A Comparison of Air barriers vs. Vapour Barriers
December 25, 2017
The purpose of an air barrier is to block air leakage. The purpose of a vapour barrier is to prevent vapour diffusion. In a conventional wall system both the vapour barrier and air barrier should be present and in good condition. When comparing air barriers vs. vapour barriers, it’s important to understand the differences as well as the attributes.
Air barriers and vapour barriers each have a specific purpose and role in the “building envelope”. As such, the installed insulation does one job (thermal protection); the air barrier does another job (blocking air movement); and the vapour barrier does another job (preventing moisture from accumulating). All three components work together.
Air barriers are an integral part of the “building envelope”

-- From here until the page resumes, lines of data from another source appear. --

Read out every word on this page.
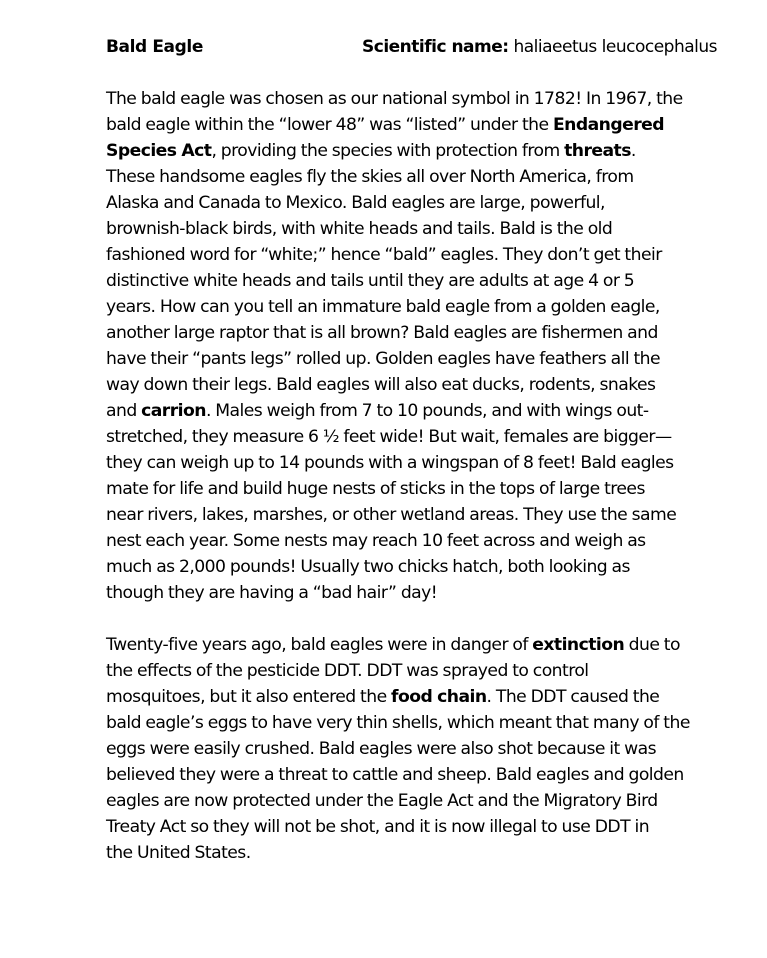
Bald Eagle	Scientific name: haliaeetus leucocephalus

The bald eagle was chosen as our national symbol in 1782! In 1967, the
bald eagle within the “lower 48” was “listed” under the Endangered
Species Act, providing the species with protection from threats.
These handsome eagles fly the skies all over North America, from
Alaska and Canada to Mexico. Bald eagles are large, powerful,
brownish-black birds, with white heads and tails. Bald is the old
fashioned word for “white;” hence “bald” eagles. They don’t get their
distinctive white heads and tails until they are adults at age 4 or 5
years. How can you tell an immature bald eagle from a golden eagle,
another large raptor that is all brown? Bald eagles are fishermen and
have their “pants legs” rolled up. Golden eagles have feathers all the
way down their legs. Bald eagles will also eat ducks, rodents, snakes
and carrion. Males weigh from 7 to 10 pounds, and with wings out-
stretched, they measure 6 ½ feet wide! But wait, females are bigger—
they can weigh up to 14 pounds with a wingspan of 8 feet! Bald eagles
mate for life and build huge nests of sticks in the tops of large trees
near rivers, lakes, marshes, or other wetland areas. They use the same
nest each year. Some nests may reach 10 feet across and weigh as
much as 2,000 pounds! Usually two chicks hatch, both looking as
though they are having a “bad hair” day!

Twenty-five years ago, bald eagles were in danger of extinction due to
the effects of the pesticide DDT. DDT was sprayed to control
mosquitoes, but it also entered the food chain. The DDT caused the
bald eagle’s eggs to have very thin shells, which meant that many of the
eggs were easily crushed. Bald eagles were also shot because it was
believed they were a threat to cattle and sheep. Bald eagles and golden
eagles are now protected under the Eagle Act and the Migratory Bird
Treaty Act so they will not be shot, and it is now illegal to use DDT in
the United States.
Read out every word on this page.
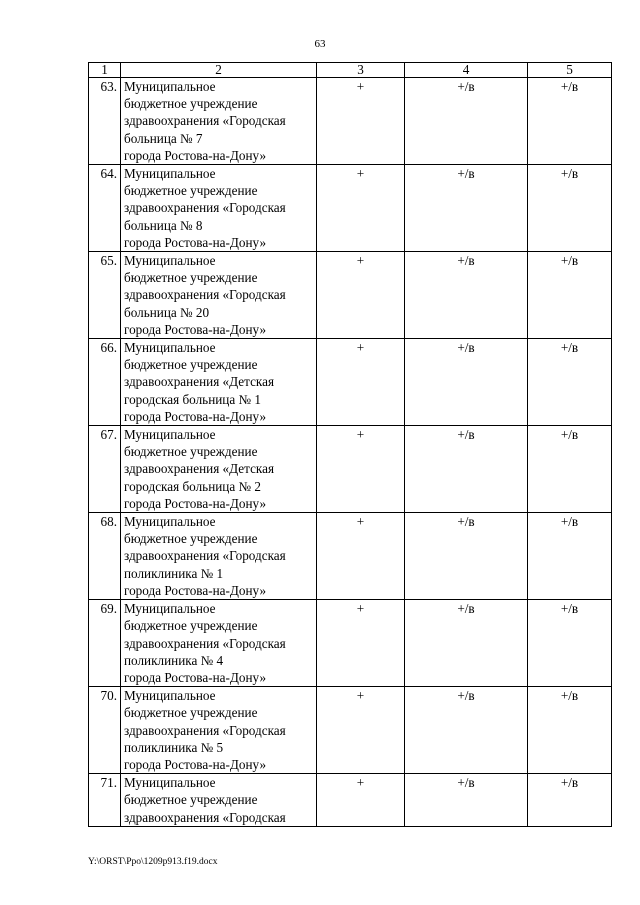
63
1	2	3	4	5
63.	Муниципальное
бюджетное учреждение
здравоохранения «Городская
больница № 7
города Ростова-на-Дону»	+	+/в	+/в
64.	Муниципальное
бюджетное учреждение
здравоохранения «Городская
больница № 8
города Ростова-на-Дону»	+	+/в	+/в
65.	Муниципальное
бюджетное учреждение
здравоохранения «Городская
больница № 20
города Ростова-на-Дону»	+	+/в	+/в
66.	Муниципальное
бюджетное учреждение
здравоохранения «Детская
городская больница № 1
города Ростова-на-Дону»	+	+/в	+/в
67.	Муниципальное
бюджетное учреждение
здравоохранения «Детская
городская больница № 2
города Ростова-на-Дону»	+	+/в	+/в
68.	Муниципальное
бюджетное учреждение
здравоохранения «Городская
поликлиника № 1
города Ростова-на-Дону»	+	+/в	+/в
69.	Муниципальное
бюджетное учреждение
здравоохранения «Городская
поликлиника № 4
города Ростова-на-Дону»	+	+/в	+/в
70.	Муниципальное
бюджетное учреждение
здравоохранения «Городская
поликлиника № 5
города Ростова-на-Дону»	+	+/в	+/в
71.	Муниципальное
бюджетное учреждение
здравоохранения «Городская	+	+/в	+/в
Y:\ORST\Ppo\1209p913.f19.docx
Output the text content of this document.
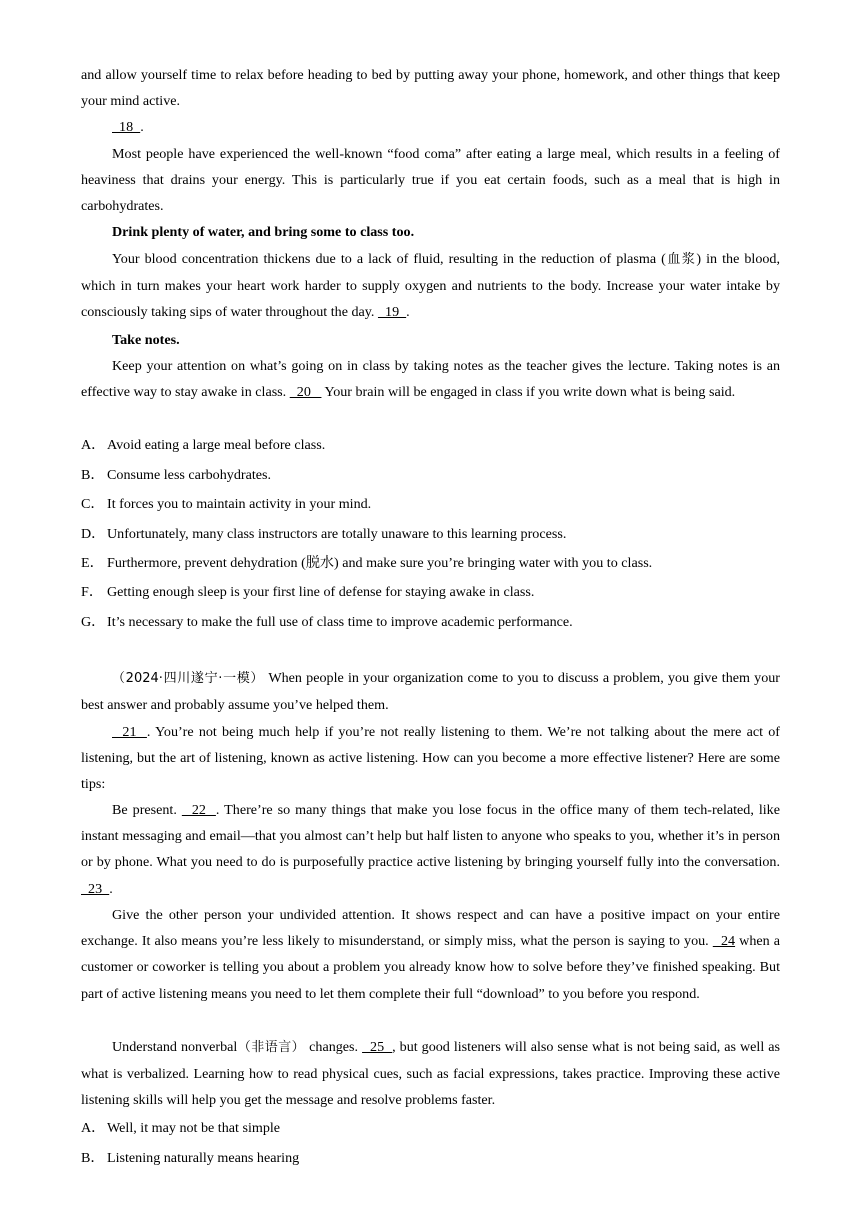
and allow yourself time to relax before heading to bed by putting away your phone, homework, and other things that keep your mind active.

18  .

Most people have experienced the well-known “food coma” after eating a large meal, which results in a feeling of heaviness that drains your energy. This is particularly true if you eat certain foods, such as a meal that is high in carbohydrates.

Drink plenty of water, and bring some to class too.

Your blood concentration thickens due to a lack of fluid, resulting in the reduction of plasma (血浆) in the blood, which in turn makes your heart work harder to supply oxygen and nutrients to the body. Increase your water intake by consciously taking sips of water throughout the day.   19  .

Take notes.

Keep your attention on what’s going on in class by taking notes as the teacher gives the lecture. Taking notes is an effective way to stay awake in class.   20    Your brain will be engaged in class if you write down what is being said.

A． Avoid eating a large meal before class.
B． Consume less carbohydrates.
C． It forces you to maintain activity in your mind.
D． Unfortunately, many class instructors are totally unaware to this learning process.
E． Furthermore, prevent dehydration (脱水) and make sure you’re bringing water with you to class.
F． Getting enough sleep is your first line of defense for staying awake in class.
G． It’s necessary to make the full use of class time to improve academic performance.

（2024·四川遂宁·一模） When people in your organization come to you to discuss a problem, you give them your best answer and probably assume you’ve helped them.

21  . You’re not being much help if you’re not really listening to them. We’re not talking about the mere act of listening, but the art of listening, known as active listening. How can you become a more effective listener? Here are some tips:

Be present.   22  . There’re so many things that make you lose focus in the office many of them tech-related, like instant messaging and email—that you almost can’t help but half listen to anyone who speaks to you, whether it’s in person or by phone. What you need to do is purposefully practice active listening by bringing yourself fully into the conversation.   23  .

Give the other person your undivided attention. It shows respect and can have a positive impact on your entire exchange. It also means you’re less likely to misunderstand, or simply miss, what the person is saying to you.   24 when a customer or coworker is telling you about a problem you already know how to solve before they’ve finished speaking. But part of active listening means you need to let them complete their full “download” to you before you respond.

Understand nonverbal（非语言） changes.   25  , but good listeners will also sense what is not being said, as well as what is verbalized. Learning how to read physical cues, such as facial expressions, takes practice. Improving these active listening skills will help you get the message and resolve problems faster.

A． Well, it may not be that simple
B． Listening naturally means hearing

Controlling airflow throughout the “building envelope” has a direct influence on the movement of indoor heat and moisture. In comparing the purpose of air barriers vs. vapour barriers, it’s important to understand that airflow carries air moisture, affects indoor air quality, and has an impact on how thermal energy is used.
An air barrier is a system that controls the airflow between the indoor space (conditioned space), and the outdoor environment (unconditioned space). In some dwellings (multi-unit) air barrier systems also function as a smoke barrier or a fire barrier. In a typical residential home, the air barrier will separate house from garage.
An effective air barrier system should be impermeable to any airflow. It should be continuous throughout the entire “building envelope”. And it should be able to withstand the various forces weather and climate. Finally, for the long term, an air barrier system should be resilient over the lifespan of the residential home or building.
The difference between air barriers vs. vapour barriers
In any building structure, moisture related issues are the primary cause of wear and tear. So whether it’s a residential home or a commercial building, it’s critical to install moisture control measures. At the same time, it’s important to understand the difference between air barriers vs. vapour barriers – it will alleviate confusion, while highlighting the salient aspects.
A building can rarely be too air tight (as an example, once a certain level of airtightness is achieved, mechanical ventilation is introduced into the 'house as a system'). Which is why an effective air barrier will stop air leakage, resist air pressure fluctuations, and keep indoor climate well regulated. Simply put, an effective air barrier system keeps the outdoor air out, and the indoor air in. With a vapour barrier, the idea is to prevent vapour diffusion and avert the potential for condensation to collect.
Professional contractors install air barriers and vapour barriers so that they work in tandem to be effective as a “system” – controlling moisture accumulation; resisting air movement; and ensuring an airtight “building envelope”. And while uncontrolled airflow isn’t the only cause of moisture issues, the more airtight a building, the less reliance on vapour barriers.
What’s most important, especially in a residential home, is to install high performance products that are multi-functional, and will effectively address airflow and air moisture. This is where professional advice and installation expertise will pay dividends down the line.